Major Economic Events:

RBA interest rate statement (June 7, 4:30 am GMT) – It will be the Australian central bank’s turn to announce their monetary policy decision this week, and many are counting on a rate hike as well.

An increase of 0.40% in borrowing costs is eyed, marking back-to-back interest rate increases after their previous 0.25% hike.

Recent economic data from the Land Down Under point to strong momentum in the economy and more upside pressure on inflation led by rising labor costs.

However, a smaller than expected hike would reflect caution among policymakers, as some are worried about the impact on consumer debt and the possibility of a recession in China.

ECB monetary policy decision (June 9, 11:45 am GMT) – ECB head Lagarde and her fellow policymakers will also be announcing their rate decision this week, but no major changes are eyed.

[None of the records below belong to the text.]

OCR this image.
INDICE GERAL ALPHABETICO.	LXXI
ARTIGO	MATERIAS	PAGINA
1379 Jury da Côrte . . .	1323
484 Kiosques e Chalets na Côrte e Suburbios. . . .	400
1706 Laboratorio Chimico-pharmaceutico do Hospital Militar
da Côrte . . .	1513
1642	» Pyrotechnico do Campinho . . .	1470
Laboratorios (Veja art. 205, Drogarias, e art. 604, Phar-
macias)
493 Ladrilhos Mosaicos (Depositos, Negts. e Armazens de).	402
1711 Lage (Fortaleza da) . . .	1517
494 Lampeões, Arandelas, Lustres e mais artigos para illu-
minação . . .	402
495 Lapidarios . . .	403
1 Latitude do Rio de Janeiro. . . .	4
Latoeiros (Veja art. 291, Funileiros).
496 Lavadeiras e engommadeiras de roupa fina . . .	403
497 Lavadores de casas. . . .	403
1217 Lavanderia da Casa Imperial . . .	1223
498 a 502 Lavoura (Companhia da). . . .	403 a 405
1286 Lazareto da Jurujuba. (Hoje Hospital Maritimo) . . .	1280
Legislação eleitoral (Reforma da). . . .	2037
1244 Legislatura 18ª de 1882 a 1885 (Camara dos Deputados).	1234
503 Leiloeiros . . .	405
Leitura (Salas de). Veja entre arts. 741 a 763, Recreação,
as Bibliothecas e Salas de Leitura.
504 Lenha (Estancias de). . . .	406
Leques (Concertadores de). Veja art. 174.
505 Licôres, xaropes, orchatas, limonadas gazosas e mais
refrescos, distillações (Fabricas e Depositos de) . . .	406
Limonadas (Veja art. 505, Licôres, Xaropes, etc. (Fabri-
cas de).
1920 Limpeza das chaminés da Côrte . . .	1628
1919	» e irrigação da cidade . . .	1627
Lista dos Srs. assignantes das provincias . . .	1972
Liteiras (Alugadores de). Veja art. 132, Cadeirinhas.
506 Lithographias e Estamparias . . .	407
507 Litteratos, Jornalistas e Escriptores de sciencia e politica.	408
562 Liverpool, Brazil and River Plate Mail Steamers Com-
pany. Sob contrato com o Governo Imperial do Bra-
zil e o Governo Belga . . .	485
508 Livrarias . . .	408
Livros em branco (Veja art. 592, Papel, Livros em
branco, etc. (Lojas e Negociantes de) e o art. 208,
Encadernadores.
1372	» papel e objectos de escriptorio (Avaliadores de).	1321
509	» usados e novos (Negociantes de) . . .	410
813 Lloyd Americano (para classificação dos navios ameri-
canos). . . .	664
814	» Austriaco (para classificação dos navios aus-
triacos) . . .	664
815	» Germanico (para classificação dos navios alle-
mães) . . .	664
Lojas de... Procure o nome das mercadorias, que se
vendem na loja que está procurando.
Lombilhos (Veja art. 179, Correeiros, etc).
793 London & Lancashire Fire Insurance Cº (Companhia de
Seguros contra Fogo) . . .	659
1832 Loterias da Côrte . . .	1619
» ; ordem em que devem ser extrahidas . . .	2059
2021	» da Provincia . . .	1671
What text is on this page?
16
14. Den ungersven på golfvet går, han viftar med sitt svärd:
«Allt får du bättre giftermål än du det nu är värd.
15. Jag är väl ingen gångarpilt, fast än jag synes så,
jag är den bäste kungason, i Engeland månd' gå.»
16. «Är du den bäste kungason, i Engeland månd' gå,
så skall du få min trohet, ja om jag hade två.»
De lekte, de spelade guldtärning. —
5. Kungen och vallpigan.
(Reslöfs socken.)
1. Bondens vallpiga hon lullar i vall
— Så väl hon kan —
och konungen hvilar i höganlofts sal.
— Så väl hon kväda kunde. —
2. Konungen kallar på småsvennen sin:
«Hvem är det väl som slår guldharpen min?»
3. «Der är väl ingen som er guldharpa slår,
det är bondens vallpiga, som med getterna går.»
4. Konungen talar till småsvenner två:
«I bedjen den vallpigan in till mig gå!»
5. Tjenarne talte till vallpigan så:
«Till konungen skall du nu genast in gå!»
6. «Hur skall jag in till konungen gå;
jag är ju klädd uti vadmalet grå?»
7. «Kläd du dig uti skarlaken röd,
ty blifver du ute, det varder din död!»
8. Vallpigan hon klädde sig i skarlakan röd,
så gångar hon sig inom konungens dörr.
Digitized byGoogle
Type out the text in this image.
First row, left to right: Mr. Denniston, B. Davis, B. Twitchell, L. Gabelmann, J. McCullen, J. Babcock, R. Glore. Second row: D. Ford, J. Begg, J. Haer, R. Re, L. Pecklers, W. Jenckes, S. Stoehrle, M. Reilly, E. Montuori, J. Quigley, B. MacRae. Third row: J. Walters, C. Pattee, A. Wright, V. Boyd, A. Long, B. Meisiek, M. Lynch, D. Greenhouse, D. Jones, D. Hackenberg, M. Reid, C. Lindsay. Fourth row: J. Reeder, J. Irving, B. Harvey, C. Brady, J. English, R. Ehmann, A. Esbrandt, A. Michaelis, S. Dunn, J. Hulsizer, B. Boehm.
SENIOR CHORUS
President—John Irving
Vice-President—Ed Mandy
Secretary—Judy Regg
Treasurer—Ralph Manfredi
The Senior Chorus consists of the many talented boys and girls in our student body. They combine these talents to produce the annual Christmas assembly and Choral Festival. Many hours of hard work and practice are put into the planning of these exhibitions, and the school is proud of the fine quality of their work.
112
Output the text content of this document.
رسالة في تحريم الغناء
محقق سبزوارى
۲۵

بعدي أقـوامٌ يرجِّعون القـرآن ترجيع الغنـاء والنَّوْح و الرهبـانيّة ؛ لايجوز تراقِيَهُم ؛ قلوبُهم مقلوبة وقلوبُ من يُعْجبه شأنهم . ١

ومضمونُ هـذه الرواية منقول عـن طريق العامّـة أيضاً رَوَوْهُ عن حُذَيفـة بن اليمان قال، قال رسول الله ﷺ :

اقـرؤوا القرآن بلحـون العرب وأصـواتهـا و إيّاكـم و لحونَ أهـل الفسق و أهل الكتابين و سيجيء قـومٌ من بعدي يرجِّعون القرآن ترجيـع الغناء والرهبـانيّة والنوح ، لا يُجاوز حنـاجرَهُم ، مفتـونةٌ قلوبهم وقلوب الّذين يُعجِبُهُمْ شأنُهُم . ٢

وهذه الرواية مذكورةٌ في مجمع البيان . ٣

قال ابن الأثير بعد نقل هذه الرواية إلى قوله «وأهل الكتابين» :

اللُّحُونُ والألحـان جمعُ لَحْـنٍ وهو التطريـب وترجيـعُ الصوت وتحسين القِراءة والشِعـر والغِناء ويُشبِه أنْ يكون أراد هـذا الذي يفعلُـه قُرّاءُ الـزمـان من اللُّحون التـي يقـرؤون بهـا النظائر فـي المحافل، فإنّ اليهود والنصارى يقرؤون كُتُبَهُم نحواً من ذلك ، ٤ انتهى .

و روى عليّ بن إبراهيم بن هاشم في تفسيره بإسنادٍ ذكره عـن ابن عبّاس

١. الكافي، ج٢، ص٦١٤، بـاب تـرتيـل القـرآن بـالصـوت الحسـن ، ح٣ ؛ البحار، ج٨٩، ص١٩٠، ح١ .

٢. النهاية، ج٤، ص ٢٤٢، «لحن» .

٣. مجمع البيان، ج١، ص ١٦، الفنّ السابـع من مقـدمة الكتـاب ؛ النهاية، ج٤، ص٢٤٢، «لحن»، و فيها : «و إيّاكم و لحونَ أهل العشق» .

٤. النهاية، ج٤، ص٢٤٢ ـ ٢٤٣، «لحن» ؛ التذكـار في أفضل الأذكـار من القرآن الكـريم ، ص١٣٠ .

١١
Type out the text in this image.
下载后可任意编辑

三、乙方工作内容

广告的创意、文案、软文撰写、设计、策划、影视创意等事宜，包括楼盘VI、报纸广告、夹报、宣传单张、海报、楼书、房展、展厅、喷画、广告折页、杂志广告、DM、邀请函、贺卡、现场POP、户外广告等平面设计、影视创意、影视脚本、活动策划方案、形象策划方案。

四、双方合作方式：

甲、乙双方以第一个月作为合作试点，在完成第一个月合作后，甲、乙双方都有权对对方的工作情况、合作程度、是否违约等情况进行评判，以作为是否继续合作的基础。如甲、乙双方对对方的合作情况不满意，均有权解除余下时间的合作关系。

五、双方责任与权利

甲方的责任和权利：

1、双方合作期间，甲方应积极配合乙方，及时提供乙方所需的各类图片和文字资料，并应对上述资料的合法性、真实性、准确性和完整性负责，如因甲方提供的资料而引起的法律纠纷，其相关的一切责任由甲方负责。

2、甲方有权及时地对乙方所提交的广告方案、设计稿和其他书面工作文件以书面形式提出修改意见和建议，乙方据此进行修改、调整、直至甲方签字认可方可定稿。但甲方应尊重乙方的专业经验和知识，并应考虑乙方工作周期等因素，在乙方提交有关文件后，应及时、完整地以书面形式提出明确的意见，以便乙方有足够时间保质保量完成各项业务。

Officials would likely sit on their hands, keeping rates unchanged at 0.00% for the time being. Still, market watchers are expecting on a few more hawkish hints from policymakers, especially since a handful signaled that they’re moving closer to tightening by July.

While Lagarde could decide to temper market expectations ahead of their future decisions, any strong hints that they could proceed with a liftoff next month might mean plenty of upside for the euro.

Canadian jobs report (June 10, 12:30 pm GMT) – A pickup in Canadian employment is eyed for the month of June, with analysts pricing in a 25.5K increase in hiring versus the earlier 15.3K gain.

This should be enough to keep the jobless rate steady at 5.2%. A larger than expected rise in employment backed by strong wage growth would likely underscore the BOC’s plan to “act more forcefully” to fight inflation.

U.S. CPI (June 10, 12:30 pm GMT) – Uncle Sam will be printing the latest batch of CPI figures before the week comes to a close, possibly setting the tone for the next Fed decisions.

Headline CPI is expected to advance from 0.3% to 0.7% in May while the core version of the report could dip from 0.6% to 0.5%. Weaker than expected results would suggest that inflation has peaked, likely weighing on expectations of consecutive 0.50% hikes from the U.S. central bank.

Forex Setup of the Week: EUR/CAD

EUR/CAD 4-hour Forex Chart

EUR/CAD 4-hour Forex Chart

This pair is still stuck inside its range on the 4-hour time frame, but it could be bracing for a big bounce when the ECB decision comes up.

EUR/CAD is closing in on the bottom of the range at the 1.3400 major psychological mark, which might keep losses in check once more. If that’s the case, price could make its way back up to the top around 1.3750 or at least until the area of interest at the middle.

Stochastic is already on the move up to suggest that buyers are regaining the upper hand and are likely to defend the floor. However, the moving averages just showed a bearish crossover that might draw more sellers in.

A break below the range support could set off a drop that’s the same height as the chart pattern, which spans roughly 350 pips. Better stay on the lookout for any dovish ECB remarks that could spur a breakdown!